Ciò, tuttavia, non esclude che l’attuale design dell’assegno unico possa essere migliorato in sede di conversione del decreto attuativo. Per esempio, si potrebbero includere due nuove maggiorazioni per i figli di età inferiore ai due anni e per i maggiorenni iscritti regolarmente a un corso di studi. Si potrebbero inoltre rimodulare le maggiorazioni per i nuclei con tre o più figli, evitando che i vantaggi siano concentrati maggiormente verso le famiglie “ricche”. Infine, si potrebbe modificare la maggiorazione per i genitori che lavorano, aumentandone l’importo e concentrando la maggior parte dei benefici verso i lavoratori con redditi da lavoro (non di Isee) sotto i 20 mila euro.

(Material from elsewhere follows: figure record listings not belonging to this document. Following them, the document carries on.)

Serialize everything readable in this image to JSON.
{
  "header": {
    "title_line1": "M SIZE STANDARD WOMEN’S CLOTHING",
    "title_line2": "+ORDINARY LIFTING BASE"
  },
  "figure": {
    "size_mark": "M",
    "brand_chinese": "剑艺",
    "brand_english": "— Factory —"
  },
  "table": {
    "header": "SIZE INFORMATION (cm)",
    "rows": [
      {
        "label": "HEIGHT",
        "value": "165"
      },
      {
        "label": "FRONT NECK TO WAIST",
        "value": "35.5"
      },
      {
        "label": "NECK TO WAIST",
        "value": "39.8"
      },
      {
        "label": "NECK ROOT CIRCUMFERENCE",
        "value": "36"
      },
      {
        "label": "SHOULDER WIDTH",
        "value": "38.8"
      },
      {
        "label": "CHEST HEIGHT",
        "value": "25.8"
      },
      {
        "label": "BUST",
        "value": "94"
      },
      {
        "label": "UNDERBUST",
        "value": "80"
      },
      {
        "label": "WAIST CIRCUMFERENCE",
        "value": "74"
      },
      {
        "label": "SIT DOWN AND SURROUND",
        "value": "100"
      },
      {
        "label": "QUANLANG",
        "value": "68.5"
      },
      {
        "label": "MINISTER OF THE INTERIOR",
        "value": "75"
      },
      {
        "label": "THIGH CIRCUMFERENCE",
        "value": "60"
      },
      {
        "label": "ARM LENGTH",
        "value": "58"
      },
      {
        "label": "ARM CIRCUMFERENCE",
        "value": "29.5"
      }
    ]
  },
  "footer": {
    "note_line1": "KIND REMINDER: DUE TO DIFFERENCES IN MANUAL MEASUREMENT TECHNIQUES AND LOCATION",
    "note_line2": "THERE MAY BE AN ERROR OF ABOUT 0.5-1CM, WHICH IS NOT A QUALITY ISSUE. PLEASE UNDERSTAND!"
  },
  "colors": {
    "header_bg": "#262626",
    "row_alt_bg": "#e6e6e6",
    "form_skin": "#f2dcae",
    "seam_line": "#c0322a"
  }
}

Il costo di queste modifiche potrebbe essere finanziato tutto o in parte nell’ambito della riforma stessa, per esempio rivedendo i valori Isee entro i quali avviene la riduzione progressiva dell’assegno (attualmente tra i 15 mila e 40 mila euro) e definendo una riduzione dell’assegno non più lineare, ma per segmenti con pendenza decrescente (simile a quanto già avviene per gli attuali assegni al nucleo familiare).